VanEck: Bitcoin Miners Sitting on a "Gold Mine," AI Demand Market Not Yet Priced In

Bitcoin Mining Turns to AI

VanEck Digital Asset Research Director Matthew Sigel told CNBC that Bitcoin miners have already secured what AI data centers have spent years trying to build—power infrastructure—and the market’s current pricing has not fully reflected this. Sigel pointed out that, based on market value per megawatt, the stock trading prices of Bitcoin mining machines are still significantly below those of data center peers.

Why Bitcoin Miners Hold the Most Scarce Resource in AI

Building new data centers from scratch means waiting in line for grid interconnection, which could delay until 2028 or later. Bitcoin miners have bypassed this bottleneck because their existing infrastructure happens to align closely with the needs of AI data centers:

Locked-in Grid Relationships: Miners have long-term power contracts and grid interconnection, which are the hardest first-mover advantages to replicate quickly and are resources that AI data centers desperately need but cannot access immediately.

Cooling and Power Systems: The demand for intensive computing power in mining has driven the development of advanced cooling and stable power supply systems, perfectly matching the requirements of AI computing.

Grid Flexibility Services: This is a widely overlooked revenue angle. Miners can flexibly shut down computing power based on grid demand, providing “dispatchable load” services to grid operators. As AI clusters and enterprise backflows continue to pressure the grid, this flexibility has evolved into a directly sellable commercial service.

Valuation Gap Reality: Mining Machines Target 20 GW Expansion Goal

Mining Capacity
(Source: CoinWarz)

Public mining equipment currently has about 7 GW of capacity, with a target to expand to 20 GW by 2027, nearly tripling. Meanwhile, AI data centers’ power demand is expected to grow at 24% annually until 2030. The intersection of these two growth curves provides a structural tailwind for miners with suitable infrastructure.

Global mining hash rate has declined about 6% since its peak in November 2025, partly because hash resources are being reallocated to AI workloads.

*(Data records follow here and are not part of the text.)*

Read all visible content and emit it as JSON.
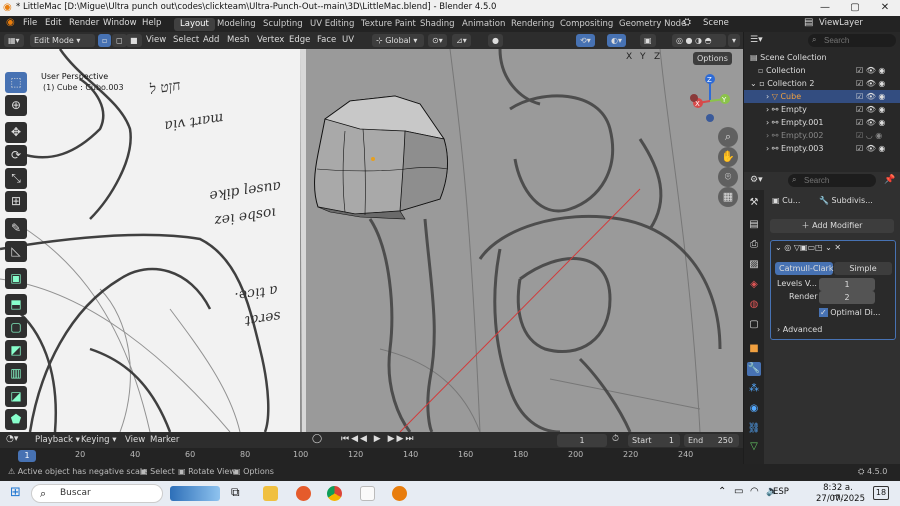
{
  "window": {
    "title": "* LittleMac [D:\\Migue\\Ultra punch out\\codes\\clickteam\\Ultra-Punch-Out--main\\3D\\LittleMac.blend] - Blender 4.5.0",
    "min": "—",
    "max": "▢",
    "close": "✕"
  },
  "menu": [
    "File",
    "Edit",
    "Render",
    "Window",
    "Help"
  ],
  "workspaces": [
    "Layout",
    "Modeling",
    "Sculpting",
    "UV Editing",
    "Texture Paint",
    "Shading",
    "Animation",
    "Rendering",
    "Compositing",
    "Geometry Node"
  ],
  "scene": "Scene",
  "viewlayer": "ViewLayer",
  "header": {
    "mode": "Edit Mode",
    "items": [
      "View",
      "Select",
      "Add",
      "Mesh",
      "Vertex",
      "Edge",
      "Face",
      "UV"
    ],
    "orientation": "Global",
    "options": "Options"
  },
  "viewport": {
    "title": "User Perspective",
    "subtitle": "(1) Cube : Cubo.003",
    "axes": [
      "X",
      "Y",
      "Z"
    ],
    "gizmo": {
      "x": "X",
      "y": "Y",
      "z": "Z"
    }
  },
  "outliner": {
    "search_placeholder": "Search",
    "root": "Scene Collection",
    "rows": [
      {
        "label": "Collection"
      },
      {
        "label": "Collection 2"
      },
      {
        "label": "Cube",
        "selected": true
      },
      {
        "label": "Empty"
      },
      {
        "label": "Empty.001"
      },
      {
        "label": "Empty.002"
      },
      {
        "label": "Empty.003"
      }
    ]
  },
  "properties": {
    "search_placeholder": "Search",
    "object_name": "Cu...",
    "modifier_short": "Subdivis...",
    "add_modifier": "Add Modifier",
    "catmull": "Catmull-Clark",
    "simple": "Simple",
    "levels_label": "Levels V...",
    "levels_value": "1",
    "render_label": "Render",
    "render_value": "2",
    "optimal": "Optimal Di...",
    "advanced": "Advanced"
  },
  "timeline": {
    "playback": "Playback",
    "keying": "Keying",
    "view": "View",
    "marker": "Marker",
    "current": "1",
    "start_label": "Start",
    "start": "1",
    "end_label": "End",
    "end": "250",
    "current_marker": "1",
    "ticks": [
      "20",
      "40",
      "60",
      "80",
      "100",
      "120",
      "140",
      "160",
      "180",
      "200",
      "220",
      "240"
    ]
  },
  "status": {
    "warning": "Active object has negative scale",
    "select": "Select",
    "rotate": "Rotate View",
    "options": "Options",
    "version": "4.5.0"
  },
  "taskbar": {
    "search": "Buscar",
    "lang": "ESP",
    "time": "8:32 a. m.",
    "date": "27/07/2025",
    "notif": "18"
  }
}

This indicates a measurable shift in mining capacity.

Concrete Examples of Mining Industry Transformation: From Concept to Execution

Current major listed miners’ AI transformation progress:

MARA: Converting mining farms into large-scale data center campuses.

Core Scientific: Secured up to $1 billion in funding from Morgan Stanley to support AI transformation.

CleanSpark: In Q1 2026, explicitly stated that, at current hash rate prices, Bitcoin mining ROI is less than AI business, and has adjusted capital allocation accordingly.

Bitdeer: Deployed 50,000 self-developed ASIC chips on a 413 MW grid, expected to add 33 EH/s of network hash rate, which at current Bitcoin prices translates to approximately $335 million in additional annual revenue.

Sigel said that the Q1 2026 financial report will be a real test, and the market needs to closely monitor three key indicators: power capacity data, AI contract announcements, and revenue from curtailment services.

Frequently Asked Questions

What inherent advantages do Bitcoin miners have in the AI infrastructure race?

Main advantages include: established grid interconnection (new applications may need to wait until after 2028), existing land, power contracts, cooling systems, and the ability to offer “dispatchable load” curtailment services to grid operators. These assets are scarce resources that AI data centers seek but are difficult to replicate quickly.

What does VanEck mean by “the market has not yet priced in” this potential?

Matthew Sigel pointed out that, based on market value per megawatt, the stock prices of listed Bitcoin mining machines are still far below those of data center peers. This suggests the market has not fully accounted for the potential of miners’ transition to AI infrastructure, and valuation gaps may narrow as data on mining transformation continues to emerge.

How does a 6% decline in global hash rate affect the Bitcoin network?

Since its peak in November 2025, the global hash rate has decreased about 6%, partly because hash resources are being reallocated to AI workloads. This change is not yet enough to threaten Bitcoin network security but indicates a substantial reallocation of resources between Bitcoin mining and AI computing, which warrants ongoing attention.